![SonomaEye-full-color-vector[2].png](https://static.wixstatic.com/media/bed00b_da20b9cc704044b0b048ac8ef9190470~mv2_d_3024_2195_s_2.png/v1/fill/w_177,h_122,al_c,q_85,usm_0.66_1.00_0.01,enc_avif,quality_auto/SonomaEye-full-color-vector%5B2%5D.png)
The Role of LLMs in Creating and Judging Care Plans for Uveitis Management
Presenter:
Taylor Crook, MD
Authors:
Taylor Crook1, Pooya Khosravi1,2, Jordan Tang1, Paul Zhou MD1, Olivia Lee MD1
1 Department of Ophthalmology, School of Medicine, University of California, Irvine, CA 92697, USA
2 Department of Computer Science, Donald Bren School of Information and Computer Sciences, University of California, Irvine, CA 92697, USA
Affiliation:
Purpose: Incorporating artificial intelligence into patient care has increased at unprecedented levels, allowing physicians to be more efficient with their workload. This study looked at whether or not we could train an open-source large language model (LLM), Llama 3.2, on uveitic patients' clinical notes and have it create an accurate workup by using an LLM-as-a-judge.

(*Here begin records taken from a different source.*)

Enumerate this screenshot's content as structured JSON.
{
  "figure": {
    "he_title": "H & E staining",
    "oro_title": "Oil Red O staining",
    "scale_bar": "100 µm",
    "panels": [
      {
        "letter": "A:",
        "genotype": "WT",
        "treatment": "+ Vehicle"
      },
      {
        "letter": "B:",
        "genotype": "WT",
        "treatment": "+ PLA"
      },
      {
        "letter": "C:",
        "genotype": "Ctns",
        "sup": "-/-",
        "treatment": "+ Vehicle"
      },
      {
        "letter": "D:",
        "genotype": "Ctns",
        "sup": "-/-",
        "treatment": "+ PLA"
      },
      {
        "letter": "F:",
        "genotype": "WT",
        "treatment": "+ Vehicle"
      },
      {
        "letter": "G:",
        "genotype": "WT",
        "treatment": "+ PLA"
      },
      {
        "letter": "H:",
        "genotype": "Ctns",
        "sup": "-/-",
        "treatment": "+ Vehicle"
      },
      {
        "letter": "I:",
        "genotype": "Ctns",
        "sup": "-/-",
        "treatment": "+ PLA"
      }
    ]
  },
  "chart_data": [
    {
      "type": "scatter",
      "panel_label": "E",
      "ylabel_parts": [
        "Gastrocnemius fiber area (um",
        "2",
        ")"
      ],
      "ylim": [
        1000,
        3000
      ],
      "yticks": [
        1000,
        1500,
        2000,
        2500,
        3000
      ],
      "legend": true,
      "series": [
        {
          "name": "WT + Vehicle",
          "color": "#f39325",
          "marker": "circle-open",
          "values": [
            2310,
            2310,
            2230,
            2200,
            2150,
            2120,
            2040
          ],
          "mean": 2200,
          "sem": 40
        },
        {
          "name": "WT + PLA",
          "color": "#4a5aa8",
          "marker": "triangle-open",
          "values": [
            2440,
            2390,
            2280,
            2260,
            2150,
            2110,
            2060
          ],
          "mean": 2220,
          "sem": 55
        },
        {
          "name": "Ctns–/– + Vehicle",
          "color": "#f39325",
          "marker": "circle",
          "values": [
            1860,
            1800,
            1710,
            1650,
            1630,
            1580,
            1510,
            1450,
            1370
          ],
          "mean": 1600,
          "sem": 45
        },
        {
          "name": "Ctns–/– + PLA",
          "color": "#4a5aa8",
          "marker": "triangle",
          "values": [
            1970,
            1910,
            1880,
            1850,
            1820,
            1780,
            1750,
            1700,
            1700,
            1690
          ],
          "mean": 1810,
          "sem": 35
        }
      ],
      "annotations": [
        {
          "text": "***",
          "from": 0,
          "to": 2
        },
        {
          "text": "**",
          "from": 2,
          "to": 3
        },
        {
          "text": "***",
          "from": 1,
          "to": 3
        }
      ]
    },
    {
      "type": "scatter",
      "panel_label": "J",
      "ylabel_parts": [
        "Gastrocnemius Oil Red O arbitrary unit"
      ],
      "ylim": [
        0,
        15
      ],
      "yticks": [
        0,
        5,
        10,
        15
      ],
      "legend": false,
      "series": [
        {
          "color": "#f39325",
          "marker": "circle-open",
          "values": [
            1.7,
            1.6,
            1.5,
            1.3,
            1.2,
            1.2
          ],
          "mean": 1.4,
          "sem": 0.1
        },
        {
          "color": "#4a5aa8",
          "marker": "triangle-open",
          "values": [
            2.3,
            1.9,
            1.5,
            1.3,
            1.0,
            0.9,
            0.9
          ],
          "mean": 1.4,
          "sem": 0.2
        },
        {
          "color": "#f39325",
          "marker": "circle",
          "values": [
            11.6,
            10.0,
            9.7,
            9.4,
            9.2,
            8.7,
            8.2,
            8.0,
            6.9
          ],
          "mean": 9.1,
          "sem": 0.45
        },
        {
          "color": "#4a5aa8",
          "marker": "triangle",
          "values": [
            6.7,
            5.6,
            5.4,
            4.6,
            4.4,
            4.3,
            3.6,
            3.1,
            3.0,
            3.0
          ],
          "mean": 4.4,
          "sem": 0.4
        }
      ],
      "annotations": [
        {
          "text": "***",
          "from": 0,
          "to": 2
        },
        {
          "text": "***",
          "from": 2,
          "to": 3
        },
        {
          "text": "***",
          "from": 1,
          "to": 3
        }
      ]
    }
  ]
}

Method: This LLM will be prompted to be trained as an ophthalmologist and will then be shown the clinically relevant data from previous visits of a specific patient. The LLM will then be prompted with the clinical exam data from a current visit to create a workup for the patient. Deepseek-R1 will then compare these predictions with the ground truth based on relevance, appropriateness, specificity, and clinical context on a scale of 1-5. Data was acquired with permission from UCI IRB and all models operated within a secure environment.
Results: The LLM achieved a mean relevance score of 4.23 ± 1.07, indicating high accuracy in identifying clinically relevant information. However, its appropriateness and clinical context scores were lower, averaging at 3.67 ± 1.09 and 3.30 ± 1.53, respectively. The results suggest that the LLM can generate accurate workups but may lack completeness and contextualization. The LLM's specificity score was slightly higher at 3.73 ± 1.26, meaning it successfully identified critical aspects of each patient's condition. Deepseek-R1’s feedback suggests that improving the LLM's ability to integrate comprehensive information from various patient data sources will enhance its overall performance.
Conclusions: The study demonstrates the potential of LLMs to support uveitic patients' care by generating accurate plans/assessments based on clinical notes. While the LLM achieved promising results, further refinement is needed to improve its overall performance. These findings have implications for the integration of AI-powered tools into clinical workflows, and underscore the need for careful consideration of contextual information for accurate decision support. Future studies should focus on further fine-tuning the LLM's performance, exploring strategies to improve its generalizability across diverse patient populations, and investigating its potential as a valuable tool for clinicians in uveitic care.